8% seulement de salariés engagés en France ?

Non. C’est une mauvaise lecture de l’enquête Gallup.
On voit régulièrement passer ce chiffre, repris sans recul.
Et avec lui, le même refrain : les salariés français seraient démotivés, désengagés, en queue de peloton…
En réalité, ce n’est pas ce que dit Gallup.
Et, en parlant, en plus, de ‘’motivation’’, on mélange un peu tout.
Il faut, comme je l’ai rappelé dans un post récent, distinguer trois choses :

➡️ La satisfaction au travail, l’évaluation subjective du bien-être au travail, qui est plutôt élevée en France
➡️ L’implication dans le travail (‘’job involvement’’), c’est-à-dire, le degré d’investissement personnel dans les tâches, qui est élevée aussi, et souvent plus que chez les homologues européens
➡️ L’engagement dans l’entreprise (‘’organisationnel commitment’’) qui traduit l’attachement à l’entreprise, l’envie d’y rester et de contribuer à son projet : c’est cette dimension qui est beaucoup plus fragile.

On peut être à la fois très investi dans son travail, auprès de ses clients… …et peu engagé vis-à-vis de son entreprise.
Beaucoup en font l’expérience.
Que mesure vraiment Gallup ?
Le fameux questionnaire (Q12) de Gallup ne mesure pas l’engagement. Il mesure la qualité du management de proximité, la reconnaissance, la clarté du rôle, les relations dans l’équipe. Autrement dit : les conditions de l’engagement, pas l’engagement lui-même.
Donc quand on dit que ‘’8% des salariés français sont engagés’’, on devrait plutôt dire que 8% évoluent dans un environnement managérial perçu comme favorable à l’engagement.
Ce n’est pas la même chose.
De surcroit, un biais culturel est souvent ignoré.

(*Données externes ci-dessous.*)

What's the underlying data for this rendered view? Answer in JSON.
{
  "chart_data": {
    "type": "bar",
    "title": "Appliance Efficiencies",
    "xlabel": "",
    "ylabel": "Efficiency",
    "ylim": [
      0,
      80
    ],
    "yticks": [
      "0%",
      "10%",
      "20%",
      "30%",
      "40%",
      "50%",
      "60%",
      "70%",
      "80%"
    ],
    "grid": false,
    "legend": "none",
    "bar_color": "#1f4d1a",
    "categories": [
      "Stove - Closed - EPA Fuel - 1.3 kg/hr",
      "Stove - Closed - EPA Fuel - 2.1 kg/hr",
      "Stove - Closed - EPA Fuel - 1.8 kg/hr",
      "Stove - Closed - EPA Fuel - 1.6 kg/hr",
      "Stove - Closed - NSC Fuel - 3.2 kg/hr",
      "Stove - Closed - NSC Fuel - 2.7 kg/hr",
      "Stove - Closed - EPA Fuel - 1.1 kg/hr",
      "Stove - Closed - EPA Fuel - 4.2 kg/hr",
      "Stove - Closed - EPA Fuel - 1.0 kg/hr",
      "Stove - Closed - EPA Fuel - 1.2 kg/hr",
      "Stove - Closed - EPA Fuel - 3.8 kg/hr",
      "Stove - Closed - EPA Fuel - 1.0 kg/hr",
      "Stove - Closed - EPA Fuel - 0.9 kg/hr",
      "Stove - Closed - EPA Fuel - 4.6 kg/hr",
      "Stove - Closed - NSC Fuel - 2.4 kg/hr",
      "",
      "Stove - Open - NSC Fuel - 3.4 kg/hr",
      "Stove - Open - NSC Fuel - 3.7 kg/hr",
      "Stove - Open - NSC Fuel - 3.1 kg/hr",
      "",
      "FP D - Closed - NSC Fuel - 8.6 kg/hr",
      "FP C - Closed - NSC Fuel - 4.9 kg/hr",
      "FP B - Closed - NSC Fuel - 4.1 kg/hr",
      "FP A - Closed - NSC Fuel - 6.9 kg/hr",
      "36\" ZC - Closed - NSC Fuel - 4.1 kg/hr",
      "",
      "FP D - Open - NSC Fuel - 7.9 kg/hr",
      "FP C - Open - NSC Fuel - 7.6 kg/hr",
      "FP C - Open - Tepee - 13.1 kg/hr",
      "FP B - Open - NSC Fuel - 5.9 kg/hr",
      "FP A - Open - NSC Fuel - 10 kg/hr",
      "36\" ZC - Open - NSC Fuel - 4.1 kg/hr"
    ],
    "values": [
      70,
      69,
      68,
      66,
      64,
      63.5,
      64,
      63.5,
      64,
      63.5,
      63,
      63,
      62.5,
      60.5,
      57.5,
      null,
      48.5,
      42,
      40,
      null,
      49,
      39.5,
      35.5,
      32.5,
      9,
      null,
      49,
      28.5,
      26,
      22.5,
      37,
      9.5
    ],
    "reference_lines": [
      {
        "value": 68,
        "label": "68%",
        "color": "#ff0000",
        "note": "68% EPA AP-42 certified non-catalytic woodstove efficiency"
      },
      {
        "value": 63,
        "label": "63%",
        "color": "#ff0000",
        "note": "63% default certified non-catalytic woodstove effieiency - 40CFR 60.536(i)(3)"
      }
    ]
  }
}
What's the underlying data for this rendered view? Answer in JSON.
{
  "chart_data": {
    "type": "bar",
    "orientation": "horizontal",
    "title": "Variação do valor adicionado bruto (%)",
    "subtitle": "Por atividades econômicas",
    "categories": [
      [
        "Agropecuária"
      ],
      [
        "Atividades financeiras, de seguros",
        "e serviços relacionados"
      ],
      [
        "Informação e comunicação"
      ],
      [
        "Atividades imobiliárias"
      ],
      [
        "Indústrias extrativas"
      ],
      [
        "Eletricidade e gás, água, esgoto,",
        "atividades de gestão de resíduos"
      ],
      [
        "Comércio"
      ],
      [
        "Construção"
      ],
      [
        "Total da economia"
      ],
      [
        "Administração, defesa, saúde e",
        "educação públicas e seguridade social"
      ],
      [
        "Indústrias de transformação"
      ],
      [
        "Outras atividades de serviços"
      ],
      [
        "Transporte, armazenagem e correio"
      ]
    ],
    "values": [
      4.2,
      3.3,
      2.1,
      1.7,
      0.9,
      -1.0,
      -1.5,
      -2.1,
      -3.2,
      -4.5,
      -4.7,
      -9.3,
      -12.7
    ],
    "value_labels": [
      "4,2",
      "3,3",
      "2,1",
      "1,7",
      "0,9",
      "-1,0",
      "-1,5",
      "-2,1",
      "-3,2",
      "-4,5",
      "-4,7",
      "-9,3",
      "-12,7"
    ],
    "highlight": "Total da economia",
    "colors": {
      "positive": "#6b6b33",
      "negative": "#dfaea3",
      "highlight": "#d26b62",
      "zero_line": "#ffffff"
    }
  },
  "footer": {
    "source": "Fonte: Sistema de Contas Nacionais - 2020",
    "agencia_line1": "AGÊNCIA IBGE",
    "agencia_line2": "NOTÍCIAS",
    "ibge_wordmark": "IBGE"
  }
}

Le Q12 (que chacun peut consulter en allant sur internet) est construit sur un référentiel très nord-américain : feedback explicite, reconnaissance individualisée, proximité managériale.
Ce modèle ne se transpose pas mécaniquement en Europe ou en Asie. Qui pourrait croire, en effet, que les salariés japonais sont 4 fois moins ‘’engagés’’ que leurs homologues américains !
D’autres études, plus centrés sur le thème de l’engagement (notamment ADP), situent ‘’l’engagement’’ autour de 20 à 25% en France, c’est-à-dire un salarié sur 4 ou 5.
Ce n’est pas exceptionnel, mais ce n’est pas 8%.

Gallup mesure donc un climat managérial de proximité, pas l’engagement. Il ne prend d’ailleurs pas en compte d’autres éléments importants qui comptent dans l’engagement, comme la rémunération, les perspectives de carrière, la culture, le sens du travail.
Le problème n’est pas l’outil… mais son interprétation. Surtout les différentes études montrent, ce qui est plus complexe, que le lien au travail reste fort mais que c’est le lien à l’entreprise qui s’est distendu.